Jeff Hoover’s sexual harassment lesson for lawmakers
Published 10:36 am Thursday, April 19, 2018
Who paid and how much were the most important questions raised by a confidential sexual harassment settlement that divided Kentucky Republicans and gave the legislature a black eye.
Investigators for the Legislative Ethics Commission determined that former House Speaker Jeff Hoover, three other Republican lawmakers and Hoover’s former chief-of-staff paid $110,000 to a former staffer who had accused them of sexual harassment.
Investigators also determined that that the money did not come from sources seeking legislative favors. Nor was the staffer paid from public funds. Financial records indicated the $110,000 came from personal sources, including family and friends, and bank loans. The accuser received $66,000 and her lawyers $44,000.
Rep. Jim Wayne, D-Louisville, who filed the ethics complaint, said he was disappointed that the commission did not dig deeper into who paid, in case money was laundered. But Wayne endorsed the commission’s Tuesday decision to spare the accuser from testifying by accepting an agreement with Hoover.
Hoover agreed to pay a $1,000 fine, accepted a public reprimand and admitted that his actions violated the legislature’s ethics code.
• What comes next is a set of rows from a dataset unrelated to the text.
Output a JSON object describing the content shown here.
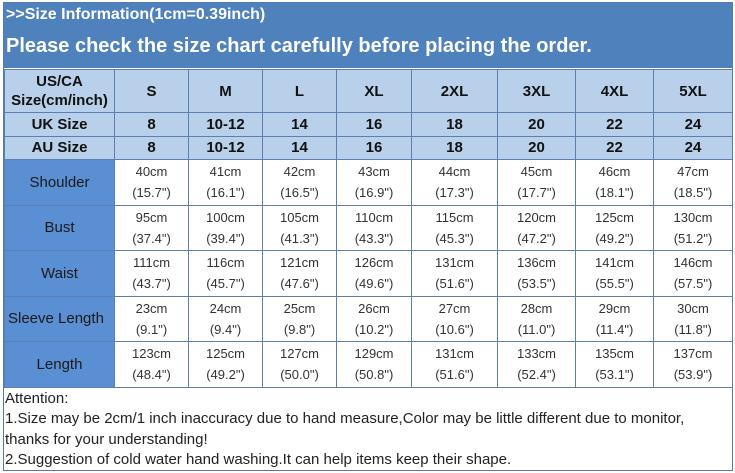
{
  "header": {
    "line1": ">>Size Information(1cm=0.39inch)",
    "line2": "Please check the size chart carefully before placing the order."
  },
  "table": {
    "corner": [
      "US/CA",
      "Size(cm/inch)"
    ],
    "sizes": [
      "S",
      "M",
      "L",
      "XL",
      "2XL",
      "3XL",
      "4XL",
      "5XL"
    ],
    "uk": {
      "label": "UK Size",
      "values": [
        "8",
        "10-12",
        "14",
        "16",
        "18",
        "20",
        "22",
        "24"
      ]
    },
    "au": {
      "label": "AU Size",
      "values": [
        "8",
        "10-12",
        "14",
        "16",
        "18",
        "20",
        "22",
        "24"
      ]
    },
    "rows": [
      {
        "label": "Shoulder",
        "cm": [
          "40cm",
          "41cm",
          "42cm",
          "43cm",
          "44cm",
          "45cm",
          "46cm",
          "47cm"
        ],
        "inch": [
          "(15.7\")",
          "(16.1\")",
          "(16.5\")",
          "(16.9\")",
          "(17.3\")",
          "(17.7\")",
          "(18.1\")",
          "(18.5\")"
        ]
      },
      {
        "label": "Bust",
        "cm": [
          "95cm",
          "100cm",
          "105cm",
          "110cm",
          "115cm",
          "120cm",
          "125cm",
          "130cm"
        ],
        "inch": [
          "(37.4\")",
          "(39.4\")",
          "(41.3\")",
          "(43.3\")",
          "(45.3\")",
          "(47.2\")",
          "(49.2\")",
          "(51.2\")"
        ]
      },
      {
        "label": "Waist",
        "cm": [
          "111cm",
          "116cm",
          "121cm",
          "126cm",
          "131cm",
          "136cm",
          "141cm",
          "146cm"
        ],
        "inch": [
          "(43.7\")",
          "(45.7\")",
          "(47.6\")",
          "(49.6\")",
          "(51.6\")",
          "(53.5\")",
          "(55.5\")",
          "(57.5\")"
        ]
      },
      {
        "label": "Sleeve Length",
        "cm": [
          "23cm",
          "24cm",
          "25cm",
          "26cm",
          "27cm",
          "28cm",
          "29cm",
          "30cm"
        ],
        "inch": [
          "(9.1\")",
          "(9.4\")",
          "(9.8\")",
          "(10.2\")",
          "(10.6\")",
          "(11.0\")",
          "(11.4\")",
          "(11.8\")"
        ]
      },
      {
        "label": "Length",
        "cm": [
          "123cm",
          "125cm",
          "127cm",
          "129cm",
          "131cm",
          "133cm",
          "135cm",
          "137cm"
        ],
        "inch": [
          "(48.4\")",
          "(49.2\")",
          "(50.0\")",
          "(50.8\")",
          "(51.6\")",
          "(52.4\")",
          "(53.1\")",
          "(53.9\")"
        ]
      }
    ]
  },
  "notes": {
    "title": "Attention:",
    "items": [
      "1.Size may be 2cm/1 inch inaccuracy due to hand measure,Color may be little different due to monitor, thanks for your understanding!",
      "2.Suggestion of cold water hand washing.It can help items keep their shape."
    ]
  },
  "colors": {
    "banner": "#4f81bd",
    "header_cells": "#b8d0ea",
    "label_cells": "#5b8fd4"
  }
}
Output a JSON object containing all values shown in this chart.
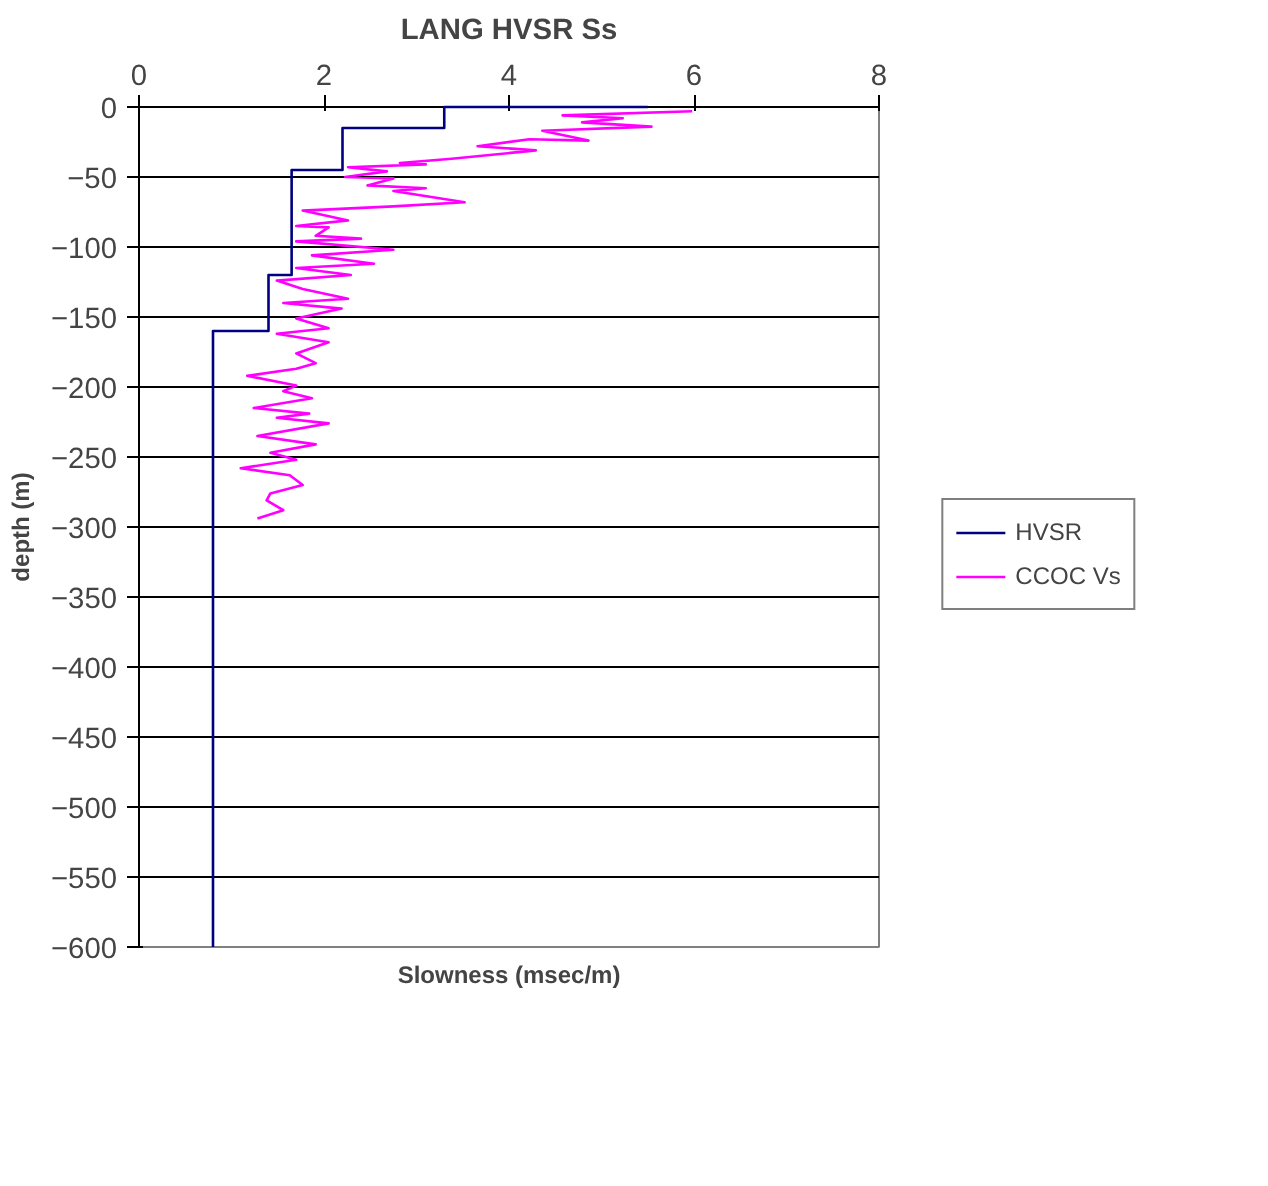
{
  "chart_data": {
    "type": "line",
    "title": "LANG HVSR Ss",
    "xlabel": "Slowness (msec/m)",
    "ylabel": "depth (m)",
    "xlim": [
      0,
      8
    ],
    "xticks": [
      0,
      2,
      4,
      6,
      8
    ],
    "ylim": [
      -600,
      0
    ],
    "yticks": [
      0,
      -50,
      -100,
      -150,
      -200,
      -250,
      -300,
      -350,
      -400,
      -450,
      -500,
      -550,
      -600
    ],
    "grid": "y",
    "legend": "right",
    "marker": "none",
    "line_style": "solid",
    "series": [
      {
        "name": "HVSR",
        "color": "#000080",
        "x": [
          5.5,
          3.3,
          3.3,
          2.2,
          2.2,
          1.65,
          1.65,
          1.4,
          1.4,
          0.8,
          0.8
        ],
        "values": [
          0,
          0,
          -15,
          -15,
          -45,
          -45,
          -120,
          -120,
          -160,
          -160,
          -600
        ]
      },
      {
        "name": "CCOC Vs",
        "color": "#ff00ff",
        "x": [
          5.98,
          4.58,
          5.23,
          4.79,
          5.54,
          4.36,
          4.86,
          4.22,
          3.66,
          4.29,
          3.38,
          2.82,
          3.1,
          2.26,
          2.68,
          2.23,
          2.75,
          2.47,
          3.1,
          2.75,
          3.52,
          2.75,
          1.77,
          2.26,
          1.7,
          2.05,
          1.91,
          2.4,
          1.7,
          2.75,
          1.87,
          2.54,
          1.7,
          2.29,
          1.49,
          1.77,
          2.26,
          1.56,
          2.19,
          1.7,
          2.05,
          1.49,
          2.05,
          1.7,
          1.91,
          1.7,
          1.17,
          1.7,
          1.56,
          1.87,
          1.24,
          1.84,
          1.49,
          2.05,
          1.28,
          1.91,
          1.42,
          1.7,
          1.1,
          1.63,
          1.77,
          1.42,
          1.38,
          1.56,
          1.28
        ],
        "values": [
          -3,
          -6,
          -8,
          -11,
          -14,
          -17,
          -24,
          -23,
          -28,
          -31,
          -37,
          -40,
          -41,
          -43,
          -46,
          -50,
          -51,
          -56,
          -58,
          -60,
          -68,
          -71,
          -74,
          -81,
          -85,
          -86,
          -92,
          -94,
          -96,
          -102,
          -106,
          -112,
          -115,
          -120,
          -124,
          -130,
          -137,
          -140,
          -144,
          -151,
          -158,
          -162,
          -168,
          -176,
          -183,
          -187,
          -192,
          -199,
          -203,
          -208,
          -215,
          -219,
          -222,
          -226,
          -235,
          -241,
          -247,
          -252,
          -258,
          -263,
          -270,
          -276,
          -281,
          -288,
          -294
        ]
      }
    ]
  }
}
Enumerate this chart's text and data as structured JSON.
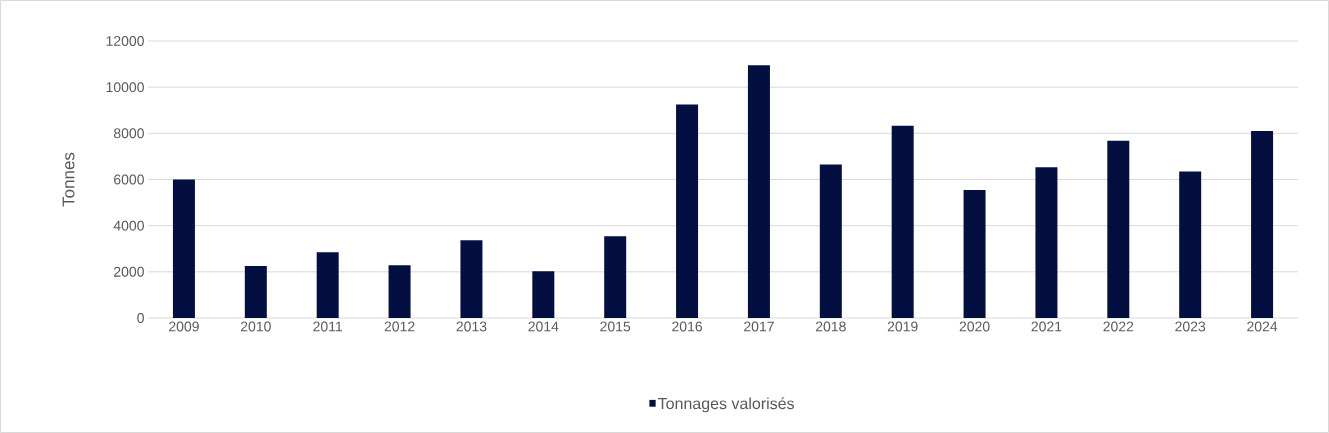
{
  "chart_data": {
    "type": "bar",
    "ylabel": "Tonnes",
    "categories": [
      "2009",
      "2010",
      "2011",
      "2012",
      "2013",
      "2014",
      "2015",
      "2016",
      "2017",
      "2018",
      "2019",
      "2020",
      "2021",
      "2022",
      "2023",
      "2024"
    ],
    "series": [
      {
        "name": "Tonnages valorisés",
        "color": "#030f41",
        "values": [
          6000,
          2250,
          2850,
          2280,
          3370,
          2030,
          3540,
          9250,
          10950,
          6650,
          8330,
          5540,
          6530,
          7680,
          6350,
          8100
        ]
      }
    ],
    "ylim": [
      0,
      12000
    ],
    "yticks": [
      0,
      2000,
      4000,
      6000,
      8000,
      10000,
      12000
    ],
    "grid": "y",
    "legend": "bottom"
  }
}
The accuser’s lawyer told the commission that she was comfortable with that outcome.
The commission also obtained 49 pages of text messages between Hoover, R-Jamestown, and the staffer and a copy of the settlement that Hoover and three other lawmakers signed with her last year. The ethics commission last week dismissed complaints against Rep. Jim DeCesare, R-Bowling Green; Rep. Brian Linder, R-Dry Ridge; and Rep. Michael Meredith, R-Oakland.
The decision to let Hoover settle the case left unexamined behind-the-scenes machinations that still could be brought to light in two lawsuits filed by legislative staffers claiming that they were targeted for retaliation after the settlement became public. One of the staffers was fired, the other still works for the House.
The lone woman on the Legislative Ethics Commission, Pat Freibert, cast the only vote against accepting the agreement, preferring that the case go to a hearing with testimony from witnesses who were on deck. Freibert, who told us there were some questions she would have liked the accuser to answer, said she was “not comfortable with two attorneys making the decision.”
In response to the Hoover case, the House approved a bill — now stalled in the Senate — that would give legislative staffers a telephone tip line for reporting harassment and an expedited process for resolving harassment complaints. The stalled bill also would establish sexual harassment as a punishable violation of the legislative ethics code.
Even without a new law, Hoover’s disgrace — he resigned as speaker last January — surely has made legislators more aware than ever that voters did not elect them to ogle, trifle or otherwise create a hostile work environment for legislative employees.
Hoover told the commission that “for 16 years I thought the most important thing for Jeff Hoover was to be speaker of the House.” Too bad he also seemed to think that one of the perks of that powerful office was sexting a staffer in her early 20s.